For this project, since there are no cliffs for water to pour over, metal scaffolds provide the framework for each waterfall. A system of pumps carries water up to a trough, where it will be released in a frothy cascade about 35,000 gallons every minute for all four falls.
The falls will be turned on every day from 7 a.m. to 10 p.m. and illuminated after sunset.
They will roar off Governors Island in the harbor and into the East River at the Brooklyn base of the Brooklyn Bridge, Pier 35 near the Manhattan Bridge and off the Brooklyn Promenade. The highest will stand 120 feet tall, or almost the height of the Statue of Liberty, minus its pedestal.
They will be visible from the Brooklyn and Manhattan waterfronts and from the pedestrian and bike lanes on the Brooklyn Bridge.
"My work is ... about the relationship between the waterfalls, the journey around this part of town and the spectator," Eliasson said. "I want people to see something which is personal. I want them to see themselves, essentially. I'm not offended when people say 'This is not art."'
"Waterfalls," which overlaps with the last days of a retrospective of Eliasson's work at New York's Museum of Modern Art, is expected to generate at least $55 million in economic activity for the city.
"The project promises to make a big splash in our local economy by attracting thousands of sightseers to town, who will then spend money in our restaurants, hotels and stores," Mayor Michael Bloomberg said.

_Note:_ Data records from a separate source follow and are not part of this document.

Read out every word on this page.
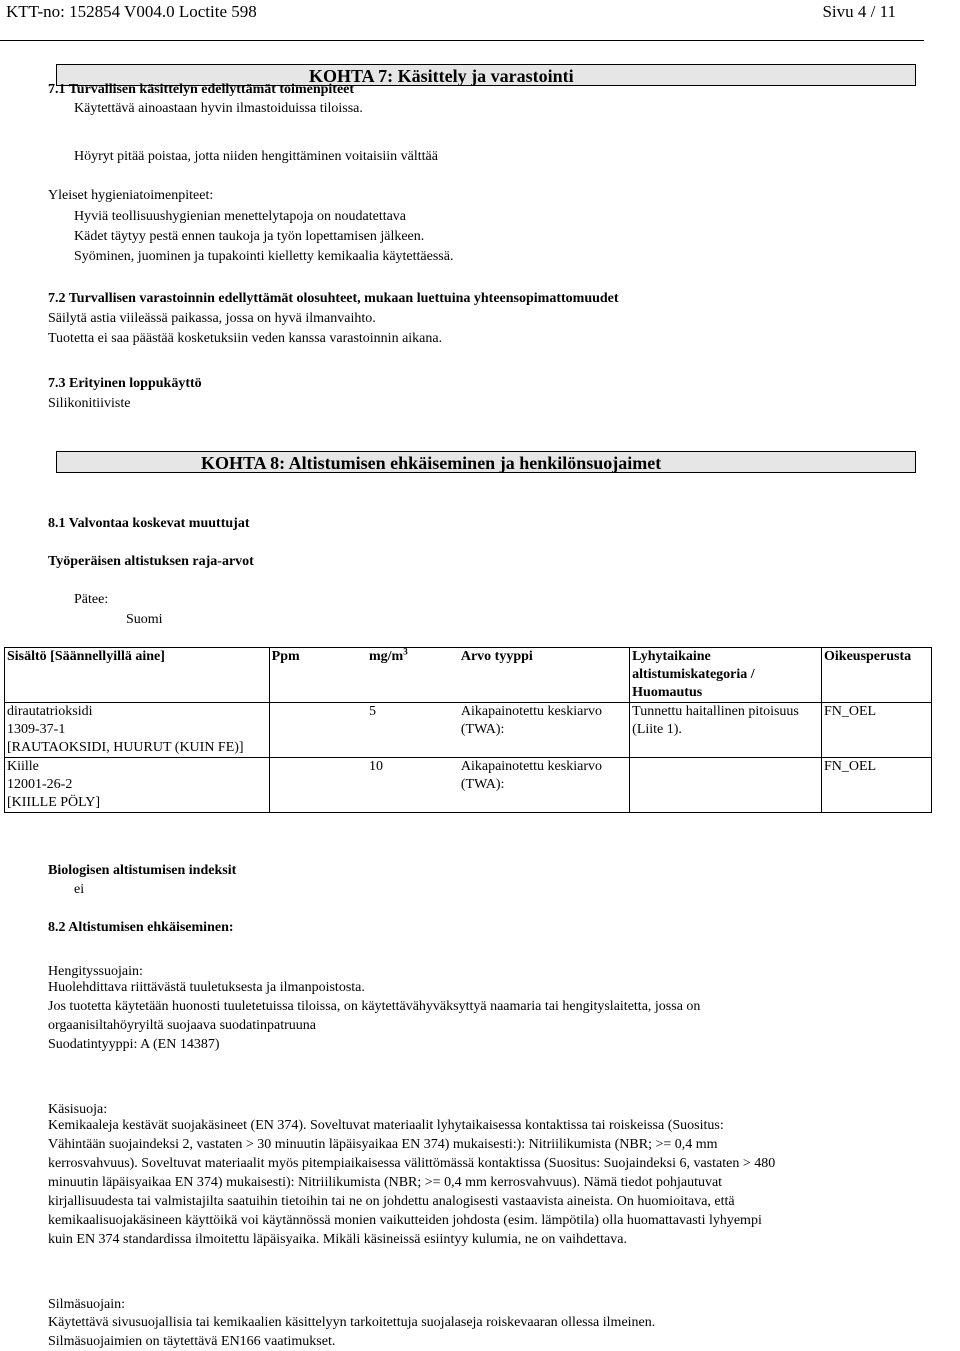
KTT-no: 152854 V004.0 Loctite 598	Sivu 4 / 11
KOHTA 7: Käsittely ja varastointi
7.1 Turvallisen käsittelyn edellyttämät toimenpiteet
Käytettävä ainoastaan hyvin ilmastoiduissa tiloissa.
Höyryt pitää poistaa, jotta niiden hengittäminen voitaisiin välttää
Yleiset hygieniatoimenpiteet:
Hyviä teollisuushygienian menettelytapoja on noudatettava
Kädet täytyy pestä ennen taukoja ja työn lopettamisen jälkeen.
Syöminen, juominen ja tupakointi kielletty kemikaalia käytettäessä.
7.2 Turvallisen varastoinnin edellyttämät olosuhteet, mukaan luettuina yhteensopimattomuudet
Säilytä astia viileässä paikassa, jossa on hyvä ilmanvaihto.
Tuotetta ei saa päästää kosketuksiin veden kanssa varastoinnin aikana.
7.3 Erityinen loppukäyttö
Silikonitiiviste
KOHTA 8: Altistumisen ehkäiseminen ja henkilönsuojaimet
8.1 Valvontaa koskevat muuttujat
Työperäisen altistuksen raja-arvot
Pätee:
Suomi
Sisältö [Säännellyillä aine]	Ppm	$mg/m^3$	Arvo tyyppi	Lyhytaikaine altistumiskategoria / Huomautus	Oikeusperusta

dirautatrioksidi
1309-37-1
[RAUTAOKSIDI, HUURUT (KUIN FE)]		5	Aikapainotettu keskiarvo (TWA):	Tunnettu haitallinen pitoisuus (Liite 1).	FN_OEL

Kiille
12001-26-2
[KIILLE PÖLY]		10	Aikapainotettu keskiarvo (TWA):		FN_OEL
Biologisen altistumisen indeksit
ei
8.2 Altistumisen ehkäiseminen:
Hengityssuojain:
Huolehdittava riittävästä tuuletuksesta ja ilmanpoistosta.
Jos tuotetta käytetään huonosti tuuletetuissa tiloissa, on käytettävähyväksyttyä naamaria tai hengityslaitetta, jossa on
orgaanisiltahöyryiltä suojaava suodatinpatruuna
Suodatintyyppi: A (EN 14387)
Käsisuoja:
Kemikaaleja kestävät suojakäsineet (EN 374). Soveltuvat materiaalit lyhytaikaisessa kontaktissa tai roiskeissa (Suositus:
Vähintään suojaindeksi 2, vastaten > 30 minuutin läpäisyaikaa EN 374) mukaisesti:): Nitriilikumista (NBR; >= 0,4 mm
kerrosvahvuus). Soveltuvat materiaalit myös pitempiaikaisessa välittömässä kontaktissa (Suositus: Suojaindeksi 6, vastaten > 480
minuutin läpäisyaikaa EN 374) mukaisesti): Nitriilikumista (NBR; >= 0,4 mm kerrosvahvuus). Nämä tiedot pohjautuvat
kirjallisuudesta tai valmistajilta saatuihin tietoihin tai ne on johdettu analogisesti vastaavista aineista. On huomioitava, että
kemikaalisuojakäsineen käyttöikä voi käytännössä monien vaikutteiden johdosta (esim. lämpötila) olla huomattavasti lyhyempi
kuin EN 374 standardissa ilmoitettu läpäisyaika. Mikäli käsineissä esiintyy kulumia, ne on vaihdettava.
Silmäsuojain:
Käytettävä sivusuojallisia tai kemikaalien käsittelyyn tarkoitettuja suojalaseja roiskevaaran ollessa ilmeinen.
Silmäsuojaimien on täytettävä EN166 vaatimukset.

Hotels are advertising special packages and tourist agencies are offering bicycle and boat excursions.
More than 5 million people saw "Gates," including about 1.5 million out-of-town visitors, pumping about $254 million into the economy.
The $15.5 million cost of "Waterfalls" was raised by the Public Art Fund, a private not-for-profit organization. Individuals, foundations and corporations including Bloomberg's own media company, Bloomberg LP donated $13.5 million, and a state agency picked up the rest of the tab.
It's not the first time Eliasson has experimented with water. In his 1993 "Beauty," he produced a rainbow in a Danish gallery by projecting light across a fine mist of water. And for a work called "Green River" in 2000, he poured nontoxic green dye into a river in Stockholm.
Children were included in the planning plans for "Waterfalls." The Public Art Fund collaborated with the city's Department of Education to assemble study guides for teachers taking their classes to see the displays.
"Children tend to see things very different than grown-ups," Eliasson said, explaining that while adults might see a static landscape in a waterfall, a child may see it as vital and changing.
Regardless of age, Eliasson said the goal of his project was to take spectators beyond the two-dimensional postcard image of the New York skyline.
"New York is sort of the icon of the modern city. ... It's a city everybody has a view on," he said. "There's something quite challenging about trying to, let's say, shake the image that people have of this city."